For the opposite direction we see that if $K=\mathbb{Q}[\alpha,\beta]$ for any two roots of $f$, then $(ii)$ holds. So my idea was to use the converse, if it is true. It is not, as you say, but however we could notice that $[\mathbb{Q[\alpha,\beta]}:\mathbb{Q}]\le p(p-1)$ ($p$ is the degree of the polynomial). Thus $\text{Gal}(f)$ has only one Sylow p-subgroup which is therefore normal. Hence $\text{Gal}(f)$ is contained in the normalizer of a Sylow p-subgroup in $S_p$, which according to a problem in my book is a special group of order $p(p-1)$ which is solvable. Hence $\text{Gal}(f)$ is solvable.
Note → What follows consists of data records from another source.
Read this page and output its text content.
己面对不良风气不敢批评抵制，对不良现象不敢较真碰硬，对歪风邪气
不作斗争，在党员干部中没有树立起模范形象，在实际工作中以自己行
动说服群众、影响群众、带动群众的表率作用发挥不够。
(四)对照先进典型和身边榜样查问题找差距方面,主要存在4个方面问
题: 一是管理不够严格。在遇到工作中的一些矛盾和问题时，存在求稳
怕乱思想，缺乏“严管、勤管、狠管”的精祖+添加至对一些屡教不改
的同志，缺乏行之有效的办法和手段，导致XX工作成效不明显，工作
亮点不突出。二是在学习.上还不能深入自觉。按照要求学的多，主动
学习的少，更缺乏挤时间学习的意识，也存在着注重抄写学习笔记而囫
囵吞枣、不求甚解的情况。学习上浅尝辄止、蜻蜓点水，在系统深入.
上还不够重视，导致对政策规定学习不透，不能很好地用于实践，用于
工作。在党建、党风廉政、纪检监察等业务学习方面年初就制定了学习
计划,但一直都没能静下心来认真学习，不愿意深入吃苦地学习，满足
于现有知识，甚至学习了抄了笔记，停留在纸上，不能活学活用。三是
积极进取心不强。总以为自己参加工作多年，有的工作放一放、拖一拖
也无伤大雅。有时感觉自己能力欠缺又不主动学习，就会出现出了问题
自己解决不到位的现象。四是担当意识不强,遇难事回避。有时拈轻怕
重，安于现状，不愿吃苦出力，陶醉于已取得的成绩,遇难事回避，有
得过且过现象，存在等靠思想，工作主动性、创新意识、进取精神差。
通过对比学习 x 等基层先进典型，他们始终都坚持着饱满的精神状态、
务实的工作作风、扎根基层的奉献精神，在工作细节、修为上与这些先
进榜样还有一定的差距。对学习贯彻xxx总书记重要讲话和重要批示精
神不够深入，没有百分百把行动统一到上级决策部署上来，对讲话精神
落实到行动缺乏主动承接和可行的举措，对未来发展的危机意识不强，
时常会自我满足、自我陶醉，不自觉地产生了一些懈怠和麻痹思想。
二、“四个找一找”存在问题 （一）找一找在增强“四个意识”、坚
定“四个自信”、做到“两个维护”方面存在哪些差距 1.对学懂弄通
Any transitive solvable subgroup of $S_p$ is conjugate to a subgroup of the group of affine linear transformations. That means if $\sigma \in G$ then $\sigma = ax + b$, $a \in (\mathbb{Z}/p\mathbb{Z})^*$, $b\in \mathbb{Z}/p\mathbb{Z}$. Now suppose we have a $\sigma$ as in the hypothesis. Then $h = ah + b$, $j = aj + b$. Subtracting gives $h-j = a(h-j)$, forcing $a =1$ since $h \neq j$. So $\sigma =$ id.
The converse is not true. Here's the idea behind finding a counterexample. Take $G=A_p$, $p$ a large prime. We know $A_p$ is not solvable. Let $\sigma \in A_p$ be a non-trivial permutation of small length and then it should be easy to find elements fixed by $\sigma$.